Coinlancer launched $50-million ICO

In Photo: Amarjit Singh (from left), advisor to Coinlancer; Shahin Pilli, CEO of World of Professionals Organization Ltd.; Sai Teja, Coinlancer advisor; and Rushabh Shah, CFO of Coinlancer, during the press launch.

Coinlancer, a cryptocurrency expected to benefit freelancers, has launched a 300-million initial coin offering (ICO) seen to raise at least $50 million. The sale will end on November 14, 2017.

According to Coinlancer advisor Sai Teja, freelancers will benefit from the new cryptocurrency given its low transaction rate—only at 3 percent—compared with the usual 10 percent to 20 percent service fee paid by freelancers to centralized hubs such as Upwork. The service fee is the fee deducted from the pay earned by the freelancer from the client once a project is completed.

Coinlancer will operate on a blockchain technology that will allow direct transaction between the freelancer and the client, eliminating the need for a third party. It also means a secure and fast way of transacting.

“We are not going to liquidate it to any bank. Our users will only be using cryptocurrencies,” Teja said during the launching in the Philippines.

Coinlancer will also use escrow, where the client will deposit the fund and will be held until the freelancer has completed the project. The fund will then be disbursed to the freelancer’s digital wallet once the client has approved the finished work.

According to Teja, Coinlancer will set up an office in the Philippines once it gets many Filipino users.

“If we get many users in the Philippines, we will set up an office in Manila too,” according to Teja. Currently, Coinlancer is registered in the British Virgin Islands, and its head office is in Dubai.

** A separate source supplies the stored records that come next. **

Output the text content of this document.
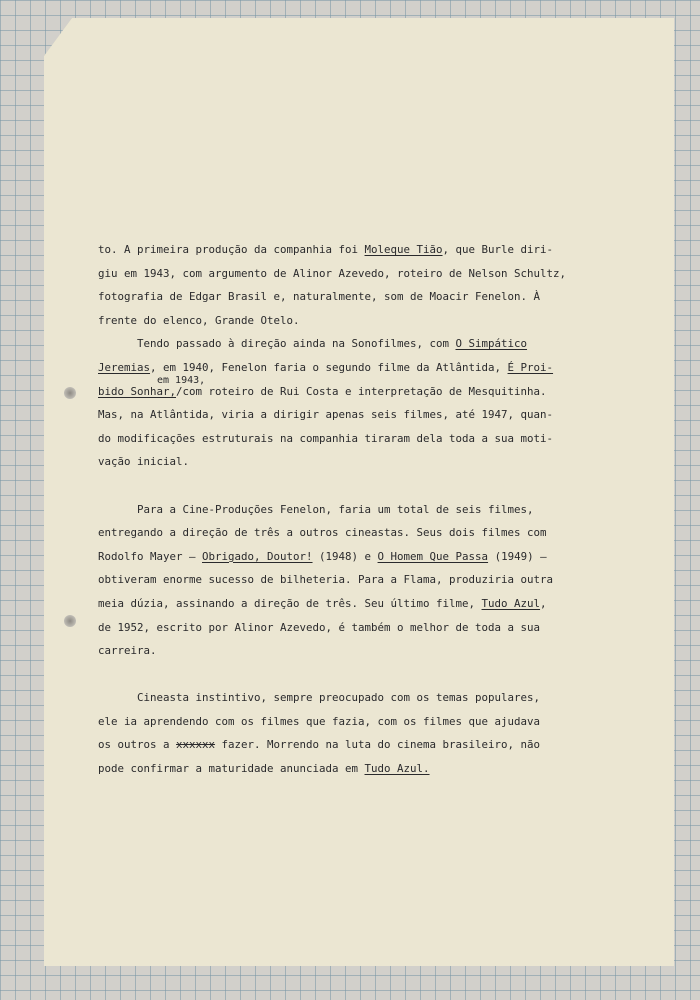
to. A primeira produção da companhia foi Moleque Tião, que Burle diri-
giu em 1943, com argumento de Alinor Azevedo, roteiro de Nelson Schultz,
fotografia de Edgar Brasil e, naturalmente, som de Moacir Fenelon. À
frente do elenco, Grande Otelo.
Tendo passado à direção ainda na Sonofilmes, com O Simpático
Jeremias, em 1940, Fenelon faria o segundo filme da Atlântida, É Proi-
em 1943,
bido Sonhar,/com roteiro de Rui Costa e interpretação de Mesquitinha.
Mas, na Atlântida, viria a dirigir apenas seis filmes, até 1947, quan-
do modificações estruturais na companhia tiraram dela toda a sua moti-
vação inicial.
Para a Cine-Produções Fenelon, faria um total de seis filmes,
entregando a direção de três a outros cineastas. Seus dois filmes com
Rodolfo Mayer — Obrigado, Doutor! (1948) e O Homem Que Passa (1949) —
obtiveram enorme sucesso de bilheteria. Para a Flama, produziria outra
meia dúzia, assinando a direção de três. Seu último filme, Tudo Azul,
de 1952, escrito por Alinor Azevedo, é também o melhor de toda a sua
carreira.
Cineasta instintivo, sempre preocupado com os temas populares,
ele ia aprendendo com os filmes que fazia, com os filmes que ajudava
os outros a xxxxxx fazer. Morrendo na luta do cinema brasileiro, não
pode confirmar a maturidade anunciada em Tudo Azul.
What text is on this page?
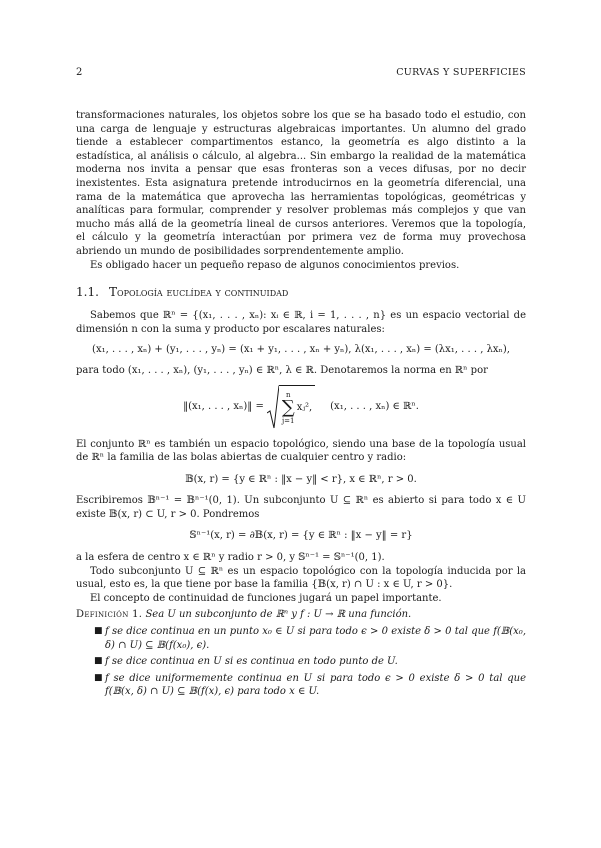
2	CURVAS Y SUPERFICIES

transformaciones naturales, los objetos sobre los que se ha basado todo el estudio, con una carga de lenguaje y estructuras algebraicas importantes. Un alumno del grado tiende a establecer compartimentos estanco, la geometría es algo distinto a la estadística, al análisis o cálculo, al algebra... Sin embargo la realidad de la matemática moderna nos invita a pensar que esas fronteras son a veces difusas, por no decir inexistentes. Esta asignatura pretende introducirnos en la geometría diferencial, una rama de la matemática que aprovecha las herramientas topológicas, geométricas y analíticas para formular, comprender y resolver problemas más complejos y que van mucho más allá de la geometría lineal de cursos anteriores. Veremos que la topología, el cálculo y la geometría interactúan por primera vez de forma muy provechosa abriendo un mundo de posibilidades sorprendentemente amplio.

Es obligado hacer un pequeño repaso de algunos conocimientos previos.

1.1. Topología euclídea y continuidad

Sabemos que ℝⁿ = {(x₁, . . . , xₙ): xᵢ ∈ ℝ, i = 1, . . . , n} es un espacio vectorial de dimensión n con la suma y producto por escalares naturales:

(x₁, . . . , xₙ) + (y₁, . . . , yₙ) = (x₁ + y₁, . . . , xₙ + yₙ), λ(x₁, . . . , xₙ) = (λx₁, . . . , λxₙ),

para todo (x₁, . . . , xₙ), (y₁, . . . , yₙ) ∈ ℝⁿ, λ ∈ ℝ. Denotaremos la norma en ℝⁿ por

‖(x₁, . . . , xₙ)‖ =
n
∑
j=1
xⱼ², (x₁, . . . , xₙ) ∈ ℝⁿ.

El conjunto ℝⁿ es también un espacio topológico, siendo una base de la topología usual de ℝⁿ la familia de las bolas abiertas de cualquier centro y radio:

𝔹(x, r) = {y ∈ ℝⁿ : ‖x − y‖ < r}, x ∈ ℝⁿ, r > 0.

Escribiremos 𝔹ⁿ⁻¹ = 𝔹ⁿ⁻¹(0, 1). Un subconjunto U ⊆ ℝⁿ es abierto si para todo x ∈ U existe 𝔹(x, r) ⊂ U, r > 0. Pondremos

𝕊ⁿ⁻¹(x, r) = ∂𝔹(x, r) = {y ∈ ℝⁿ : ‖x − y‖ = r}

a la esfera de centro x ∈ ℝⁿ y radio r > 0, y 𝕊ⁿ⁻¹ = 𝕊ⁿ⁻¹(0, 1).

Todo subconjunto U ⊆ ℝⁿ es un espacio topológico con la topología inducida por la usual, esto es, la que tiene por base la familia {𝔹(x, r) ∩ U : x ∈ U, r > 0}.

El concepto de continuidad de funciones jugará un papel importante.

Definición 1. Sea U un subconjunto de ℝⁿ y f : U → ℝ una función.
■ f se dice continua en un punto x₀ ∈ U si para todo ϵ > 0 existe δ > 0 tal que f(𝔹(x₀, δ) ∩ U) ⊆ 𝔹(f(x₀), ϵ).
■ f se dice continua en U si es continua en todo punto de U.
■ f se dice uniformemente continua en U si para todo ϵ > 0 existe δ > 0 tal que f(𝔹(x, δ) ∩ U) ⊆ 𝔹(f(x), ϵ) para todo x ∈ U.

The Coinlancer platform will accept more than 20 types of cryptocurrencies, such as Bitcoin, Ethereum, Litecoin, etc.

Coinlancer advisor Amarjit Singh emphasized that, unlike fiat currency, which can be regulated by the central bank of the country, a cryptocurrency is not, therefore, cannot be devalued.

“[Fiat] currencies can be manipulated by the central bank. They can be devalued. When it comes to cryptocurrency, you cannot do that,” Singh said.

Prior to the Philippine launching, Coinlancer was welcomed in Malaysia.

“The stand for Malaysia is they want to see what is the adoption rate, how many users like it,” Singh said.

Singh added  Coinlancer puts a 300-million cap for its ICO to put value in each token.

“That is how you create value, when you have something in limitation… anything that is scarce creates good value in the long term,” Singh said.